También había dinero en efectivo. En una bolsa que Miss Shepherd llevaba colgada del cuello había casi quinientas libras, y al arrancar las capas empapadas del suelo de la furgoneta encontré otras cien más. Contando el dinero que tenía en diversas sociedades inmobiliarias y sus libretas de ahorro, Miss Shepherd había conseguido ahorrar unas seis mil libras. Como no tenía derecho a una pensión, la mayor parte de esta suma debía de haberla cicateado del magro subsidio que recibía. No estoy seguro de si en el régimen actual le habrían alabado por sus economías o denunciado como gorrona. Aunque era una tory acérrima, parece una candidata excelente para la pequeña lista del nuevo ministro de Asuntos Sociales, Mr. Lilley, una asalariada de la sociedad «algo a cambio de nada». Me habría gustado ver a Lilley diciéndole esto.

Por modesto que fuera el patrimonio de Miss Shepherd, era mayor de lo que yo esperaba y hacía más urgente encontrar el sobre. Volví a revolver, por tanto, entre las ropas viejas, esta vez palpando con cautela en los bolsillos y sacudiendo las mantas grasientas en una ventisca de polillas y polvos de talco French Fern.

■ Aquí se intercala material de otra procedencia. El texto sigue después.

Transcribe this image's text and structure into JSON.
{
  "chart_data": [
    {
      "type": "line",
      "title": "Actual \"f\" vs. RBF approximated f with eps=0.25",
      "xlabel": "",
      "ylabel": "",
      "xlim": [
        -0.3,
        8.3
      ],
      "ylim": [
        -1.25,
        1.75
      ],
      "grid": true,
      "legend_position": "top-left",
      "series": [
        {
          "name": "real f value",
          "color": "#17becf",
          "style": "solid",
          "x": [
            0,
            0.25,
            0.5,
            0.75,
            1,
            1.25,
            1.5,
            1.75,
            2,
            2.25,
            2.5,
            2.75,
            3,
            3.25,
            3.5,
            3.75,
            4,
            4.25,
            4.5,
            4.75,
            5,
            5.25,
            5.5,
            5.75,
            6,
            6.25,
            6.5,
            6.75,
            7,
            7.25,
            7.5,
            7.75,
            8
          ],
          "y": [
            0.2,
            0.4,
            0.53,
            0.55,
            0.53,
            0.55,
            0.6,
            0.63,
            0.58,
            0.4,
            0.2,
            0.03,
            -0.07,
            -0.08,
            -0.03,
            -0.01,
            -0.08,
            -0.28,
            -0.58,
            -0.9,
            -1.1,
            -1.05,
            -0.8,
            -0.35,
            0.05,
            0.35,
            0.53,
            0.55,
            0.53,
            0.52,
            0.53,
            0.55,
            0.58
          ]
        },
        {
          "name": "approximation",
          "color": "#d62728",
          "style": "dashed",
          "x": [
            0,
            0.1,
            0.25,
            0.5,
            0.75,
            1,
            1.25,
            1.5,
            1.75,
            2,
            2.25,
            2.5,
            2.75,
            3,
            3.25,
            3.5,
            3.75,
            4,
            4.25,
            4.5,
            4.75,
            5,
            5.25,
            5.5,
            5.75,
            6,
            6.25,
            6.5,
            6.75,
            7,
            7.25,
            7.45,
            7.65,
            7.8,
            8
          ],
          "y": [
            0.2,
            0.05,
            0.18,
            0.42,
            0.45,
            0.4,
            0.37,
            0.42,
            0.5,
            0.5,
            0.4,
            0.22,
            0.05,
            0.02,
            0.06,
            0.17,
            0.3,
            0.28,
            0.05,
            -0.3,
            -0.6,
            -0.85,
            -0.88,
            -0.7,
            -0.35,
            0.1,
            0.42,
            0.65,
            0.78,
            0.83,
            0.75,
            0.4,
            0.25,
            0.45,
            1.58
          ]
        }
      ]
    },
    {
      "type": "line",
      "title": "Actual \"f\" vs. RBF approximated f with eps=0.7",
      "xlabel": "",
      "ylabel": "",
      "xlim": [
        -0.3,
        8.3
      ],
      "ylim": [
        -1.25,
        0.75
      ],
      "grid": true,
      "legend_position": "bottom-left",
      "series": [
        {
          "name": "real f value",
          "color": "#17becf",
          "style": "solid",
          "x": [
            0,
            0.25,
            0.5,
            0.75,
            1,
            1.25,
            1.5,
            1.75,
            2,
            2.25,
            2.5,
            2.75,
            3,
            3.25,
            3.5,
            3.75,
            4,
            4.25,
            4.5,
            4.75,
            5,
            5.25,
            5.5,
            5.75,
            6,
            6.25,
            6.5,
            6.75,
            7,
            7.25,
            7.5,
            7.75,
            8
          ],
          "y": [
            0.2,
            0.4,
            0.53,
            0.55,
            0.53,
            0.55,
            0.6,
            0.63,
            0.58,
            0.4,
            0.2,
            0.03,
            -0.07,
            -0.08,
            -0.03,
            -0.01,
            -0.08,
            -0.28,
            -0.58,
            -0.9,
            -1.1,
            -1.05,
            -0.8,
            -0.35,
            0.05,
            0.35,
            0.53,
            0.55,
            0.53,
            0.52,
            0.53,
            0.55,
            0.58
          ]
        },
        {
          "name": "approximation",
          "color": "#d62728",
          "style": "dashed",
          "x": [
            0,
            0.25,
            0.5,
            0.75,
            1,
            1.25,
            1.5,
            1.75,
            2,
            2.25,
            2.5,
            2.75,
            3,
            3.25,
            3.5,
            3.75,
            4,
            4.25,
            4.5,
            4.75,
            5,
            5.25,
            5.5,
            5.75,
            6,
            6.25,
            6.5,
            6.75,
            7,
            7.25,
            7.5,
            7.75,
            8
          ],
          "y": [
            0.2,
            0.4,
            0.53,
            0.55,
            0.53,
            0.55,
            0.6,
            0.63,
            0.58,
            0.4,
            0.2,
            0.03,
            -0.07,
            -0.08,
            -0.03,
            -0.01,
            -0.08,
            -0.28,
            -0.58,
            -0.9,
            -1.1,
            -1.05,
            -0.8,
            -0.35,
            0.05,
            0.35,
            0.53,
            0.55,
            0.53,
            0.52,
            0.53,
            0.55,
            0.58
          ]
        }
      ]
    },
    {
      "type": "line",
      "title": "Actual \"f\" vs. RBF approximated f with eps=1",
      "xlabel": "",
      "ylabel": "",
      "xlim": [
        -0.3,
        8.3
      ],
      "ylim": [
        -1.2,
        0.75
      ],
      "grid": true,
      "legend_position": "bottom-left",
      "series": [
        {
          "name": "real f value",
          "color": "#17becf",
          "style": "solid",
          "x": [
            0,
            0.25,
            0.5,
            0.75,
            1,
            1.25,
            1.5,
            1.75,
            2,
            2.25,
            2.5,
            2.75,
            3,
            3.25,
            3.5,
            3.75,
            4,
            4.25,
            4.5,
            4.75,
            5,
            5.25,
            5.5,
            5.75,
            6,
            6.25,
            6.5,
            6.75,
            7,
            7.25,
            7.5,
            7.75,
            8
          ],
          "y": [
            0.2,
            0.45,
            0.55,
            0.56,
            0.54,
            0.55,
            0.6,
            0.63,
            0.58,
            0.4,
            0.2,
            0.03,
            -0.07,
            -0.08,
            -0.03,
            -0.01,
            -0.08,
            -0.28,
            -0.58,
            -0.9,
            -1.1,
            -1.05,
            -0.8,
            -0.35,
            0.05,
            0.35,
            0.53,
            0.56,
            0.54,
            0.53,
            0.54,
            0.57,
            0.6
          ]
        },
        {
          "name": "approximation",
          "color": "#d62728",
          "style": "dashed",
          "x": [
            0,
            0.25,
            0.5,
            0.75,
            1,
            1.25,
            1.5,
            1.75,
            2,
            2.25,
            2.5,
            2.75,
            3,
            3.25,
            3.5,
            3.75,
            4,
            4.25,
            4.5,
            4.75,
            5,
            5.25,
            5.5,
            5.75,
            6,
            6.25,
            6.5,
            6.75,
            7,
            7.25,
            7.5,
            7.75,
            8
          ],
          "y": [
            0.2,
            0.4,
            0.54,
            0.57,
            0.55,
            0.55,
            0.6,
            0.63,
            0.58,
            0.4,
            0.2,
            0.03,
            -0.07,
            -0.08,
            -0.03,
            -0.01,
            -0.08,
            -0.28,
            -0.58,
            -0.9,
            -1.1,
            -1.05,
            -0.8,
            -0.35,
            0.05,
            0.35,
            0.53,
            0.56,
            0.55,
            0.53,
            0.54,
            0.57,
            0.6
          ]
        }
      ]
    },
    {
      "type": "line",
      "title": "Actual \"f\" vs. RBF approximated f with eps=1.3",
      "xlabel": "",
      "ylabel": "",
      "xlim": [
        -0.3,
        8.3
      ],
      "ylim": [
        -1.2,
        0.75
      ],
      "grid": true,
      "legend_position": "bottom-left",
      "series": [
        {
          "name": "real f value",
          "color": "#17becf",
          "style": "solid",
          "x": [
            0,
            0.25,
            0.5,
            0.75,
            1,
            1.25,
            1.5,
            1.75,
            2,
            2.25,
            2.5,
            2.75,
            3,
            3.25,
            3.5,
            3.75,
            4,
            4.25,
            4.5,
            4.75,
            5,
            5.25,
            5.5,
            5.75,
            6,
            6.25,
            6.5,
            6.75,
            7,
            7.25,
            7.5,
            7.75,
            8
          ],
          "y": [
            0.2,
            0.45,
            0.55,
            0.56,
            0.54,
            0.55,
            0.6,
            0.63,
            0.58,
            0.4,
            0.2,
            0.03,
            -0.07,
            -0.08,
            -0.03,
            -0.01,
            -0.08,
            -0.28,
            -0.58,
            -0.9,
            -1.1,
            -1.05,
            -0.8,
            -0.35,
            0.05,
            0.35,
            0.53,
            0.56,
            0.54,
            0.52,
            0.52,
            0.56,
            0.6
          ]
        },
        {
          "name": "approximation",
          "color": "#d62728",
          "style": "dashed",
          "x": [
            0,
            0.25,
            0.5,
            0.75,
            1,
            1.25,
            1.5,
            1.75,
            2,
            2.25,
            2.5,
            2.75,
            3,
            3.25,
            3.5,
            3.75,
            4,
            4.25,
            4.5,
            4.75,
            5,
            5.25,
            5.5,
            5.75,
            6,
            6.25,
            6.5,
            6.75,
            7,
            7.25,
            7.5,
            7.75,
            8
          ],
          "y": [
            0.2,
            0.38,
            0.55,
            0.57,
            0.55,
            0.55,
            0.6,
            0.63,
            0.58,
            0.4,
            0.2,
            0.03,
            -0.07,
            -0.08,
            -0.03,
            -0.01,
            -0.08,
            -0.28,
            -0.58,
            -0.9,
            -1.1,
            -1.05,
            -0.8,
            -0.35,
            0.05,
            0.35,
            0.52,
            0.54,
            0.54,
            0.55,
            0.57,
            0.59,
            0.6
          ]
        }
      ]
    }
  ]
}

Pero no había nada, sólo su pase de autobús, la triste fotografía que parecía haber sido sacada durante el asedio de Stalingrado y que difícilmente representaba un buen augurio para la serie de comedia que una vez me había sugerido que escribiera sobre el tema. A punto estaba de darme por vencido, tras haber decidido que debía de guardar el sobre encima y que había desaparecido al mismo tiempo que el cuerpo, cuando di con él, apelmazado de sopa rancia y metido en el compartimento de los guantes junto con otro alijo de pilas y sorbetes, y con la leyenda «Mr. Bennet, si es necesario».

Buscando todavía alguna explicación («Soy así, digamos, porque…»), abrí el sobre. Fiel a su historial, ni siquiera en su comunicación final Miss Shepherd estaba dispuesta a revelar algo más. Estaba sólo el apellido de un hombre, que no era el de ella, y un número de teléfono en Sussex.